Никто не знал, куда подевался мессир Эд; матушка предположила, что он вряд ли пошел носиться галопом по ночным полям, развеивая ярость по ветру, а скорее всего, отправился в деревню к кюре. Исповедаться, должно быть, сказала матушка хрипло, потирая шею, после удушения всю в синих пятнах. Но я прекрасно понимал ее мысли: мессир Эд отправился к кюре, чтобы мертвецки напиться с ним, а может, и выместить свою злобу на деревенских, не видевших всей позорной сцены.
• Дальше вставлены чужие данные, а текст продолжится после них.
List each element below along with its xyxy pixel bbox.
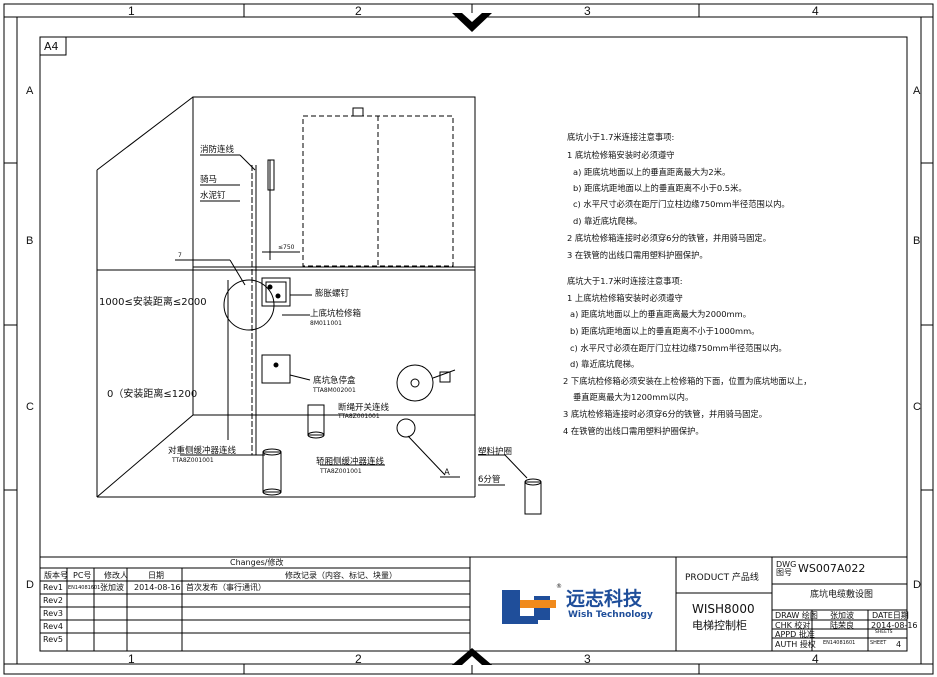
date-value: 2014-08-16: [871, 621, 918, 630]
title-block: [470, 556, 907, 651]
grid-col-4-bottom: 4: [812, 652, 819, 666]
notes-line: 4 在铁管的出线口需用塑料护圈保护。: [563, 426, 704, 436]
drawing-title: 底坑电缆敷设图: [810, 590, 874, 600]
revision-header-pc: PC号: [73, 571, 92, 580]
auth-label: AUTH 授权: [775, 640, 816, 649]
revision-pc: EN14081601: [68, 585, 101, 591]
notes-section2-title: 底坑大于1.7米时连接注意事项:: [567, 276, 683, 286]
label-cwt-buffer-code: TTA8Z001001: [172, 457, 214, 464]
revision-rev: Rev5: [43, 635, 63, 644]
company-name-cn: 远志科技: [566, 588, 643, 610]
label-expansion-bolt: 膨胀螺钉: [315, 289, 350, 299]
notes-line: a) 距底坑地面以上的垂直距离最大为2000mm。: [570, 309, 751, 319]
grid-col-3-bottom: 3: [584, 652, 591, 666]
grid-col-3-top: 3: [584, 4, 591, 18]
appd-label: APPD 批准: [775, 630, 815, 639]
revision-rev: Rev1: [43, 583, 63, 592]
notes-line: b) 距底坑距地面以上的垂直距离不小于1000mm。: [570, 326, 760, 336]
center-mark-top: [452, 13, 492, 32]
grid-row-c-right: C: [913, 401, 921, 413]
grid-row-d-left: D: [26, 579, 34, 591]
label-emergency-code: TTA8M002001: [313, 387, 356, 394]
auth-value: EN14081601: [823, 640, 856, 646]
notes-line: d) 靠近底坑爬梯。: [570, 359, 640, 369]
sheets-label: SHEETS: [875, 630, 893, 635]
notes-line: 2 底坑检修箱连接时必须穿6分的铁管，并用骑马固定。: [567, 233, 772, 243]
label-pipe-6: 6分管: [478, 475, 501, 485]
grid-col-1-top: 1: [128, 4, 135, 18]
grid-row-b-right: B: [913, 235, 921, 247]
chk-by: 陆荣良: [830, 621, 854, 630]
revision-date: 2014-08-16: [134, 583, 181, 592]
label-dist-750: ≤750: [278, 244, 295, 251]
grid-row-d-right: D: [913, 579, 921, 591]
sheet-label: SHEET: [870, 640, 887, 646]
notes-line: 1 上底坑检修箱安装时必须遵守: [567, 293, 683, 303]
product-label: PRODUCT 产品线: [685, 573, 759, 583]
revision-rev: Rev2: [43, 596, 63, 605]
revision-rev: Rev4: [43, 622, 63, 631]
label-height-2: 0（安装距离≤1200: [107, 389, 198, 400]
grid-row-a-left: A: [26, 85, 34, 97]
dwg-number: WS007A022: [798, 562, 866, 575]
revision-rev: Rev3: [43, 609, 63, 618]
grid-row-c-left: C: [26, 401, 34, 413]
notes-line: 3 底坑检修箱连接时必须穿6分的铁管，并用骑马固定。: [563, 409, 768, 419]
company-name-en: Wish Technology: [568, 610, 653, 620]
draw-label: DRAW 绘图: [775, 611, 818, 620]
revision-by: 张加波: [100, 583, 124, 592]
label-car-buffer-code: TTA8Z001001: [320, 468, 362, 475]
label-pit-box: 上底坑检修箱: [310, 309, 362, 319]
revision-header-by: 修改人: [104, 571, 128, 580]
grid-row-a-right: A: [913, 85, 921, 97]
label-section-a: A: [444, 468, 450, 478]
chk-label: CHK 校对: [775, 621, 811, 630]
grid-col-2-top: 2: [355, 4, 362, 18]
dwg-label: DWG: [776, 560, 797, 569]
label-car-buffer: 轿厢侧缓冲器连线: [316, 457, 385, 467]
company-logo-mark: [502, 590, 556, 624]
notes-line: a) 距底坑地面以上的垂直距离最大为2米。: [573, 167, 731, 177]
sheet-value: 4: [896, 640, 902, 649]
label-rope-switch-code: TTA8Z001001: [338, 413, 380, 420]
label-emergency-stop: 底坑急停盒: [313, 376, 356, 386]
notes-line: 3 在铁管的出线口需用塑料护圈保护。: [567, 250, 708, 260]
dwg-label-cn: 图号: [776, 568, 792, 577]
label-rope-switch: 断绳开关连线: [338, 403, 390, 413]
sheet-size-label: A4: [44, 40, 59, 53]
label-seven: 7: [178, 252, 182, 259]
revision-header-date: 日期: [148, 571, 164, 580]
revision-desc: 首次发布（事行通讯）: [186, 583, 266, 592]
label-fire-conduit: 消防连线: [200, 145, 235, 155]
registered-mark: ®: [556, 583, 562, 590]
grid-row-b-left: B: [26, 235, 34, 247]
revision-table: [39, 556, 471, 652]
draw-by: 张加波: [830, 611, 854, 620]
product-name-cn: 电梯控制柜: [692, 619, 747, 632]
notes-section1-title: 底坑小于1.7米连接注意事项:: [567, 132, 675, 142]
grid-col-4-top: 4: [812, 4, 819, 18]
date-label: DATE日期: [872, 611, 909, 620]
revision-header-rev: 版本号: [44, 571, 68, 580]
notes-line: c) 水平尺寸必须在距厅门立柱边缘750mm半径范围以内。: [570, 343, 787, 353]
revision-table-title: Changes/修改: [230, 558, 284, 567]
label-cement-nail: 水泥钉: [200, 191, 226, 201]
grid-col-2-bottom: 2: [355, 652, 362, 666]
label-saddle-clamp: 骑马: [200, 175, 218, 185]
notes-line: d) 靠近底坑爬梯。: [573, 216, 643, 226]
notes-line: 垂直距离最大为1200mm以内。: [573, 392, 694, 402]
product-name: WISH8000: [692, 602, 755, 616]
label-height-1: 1000≤安装距离≤2000: [99, 297, 207, 308]
grid-col-1-bottom: 1: [128, 652, 135, 666]
label-plastic-ring: 塑料护圈: [478, 447, 513, 457]
notes-line: b) 距底坑距地面以上的垂直距离不小于0.5米。: [573, 183, 747, 193]
revision-header-desc: 修改记录（内容、标记、块量）: [285, 571, 397, 580]
notes-line: 1 底坑检修箱安装时必须遵守: [567, 150, 675, 160]
label-cwt-buffer: 对重侧缓冲器连线: [168, 446, 237, 456]
label-pit-box-code: 8M011001: [310, 320, 342, 327]
notes-line: 2 下底坑检修箱必须安装在上检修箱的下面，位置为底坑地面以上，: [563, 376, 812, 386]
notes-line: c) 水平尺寸必须在距厅门立柱边缘750mm半径范围以内。: [573, 199, 790, 209]
pit-drawing: [96, 96, 542, 515]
Двое слуг хлопотало вокруг своей госпожи, на лицах обоих рисовалось молчаливое понимание. Незапертую дверь приоткрыл ветер — все вздрогнули: показалось, что господин возвращается. Все были здорово напуганы — кажется, кроме тебя одной. Ты сделала доброе дело, принеся воды со двора — никто другой не решился бы сейчас выйти наружу. Кроме воды, ты принесла хорошие вести: палисад раскрыт, мессир Эд ускакал на коне, должно быть, вернется не сразу. Кухарь тут же поспешил запереть ворота, и вообще все приободрились, мы с матушкой смыли кровь с лиц. Матушка еще неровно дышала. Отослав слуг, она поднялась к себе, поддерживаемая одною тобой. Ничего, ничего, милый мой, сказала она мне у порога, видишь, Бог миловал, пронесло. Сударь наш разъярился из-за военной неудачи, но ночной воздух освежит ему разум, он проспится и завтра не будет так гневаться. Мы пойдем к кюре и попросим молиться святому Эду и Антонию Великому, помогающему при помутнении рассудка, и дадим ему на службу о здравии серебряную монету. Ничего страшного, Господь нас не оставит.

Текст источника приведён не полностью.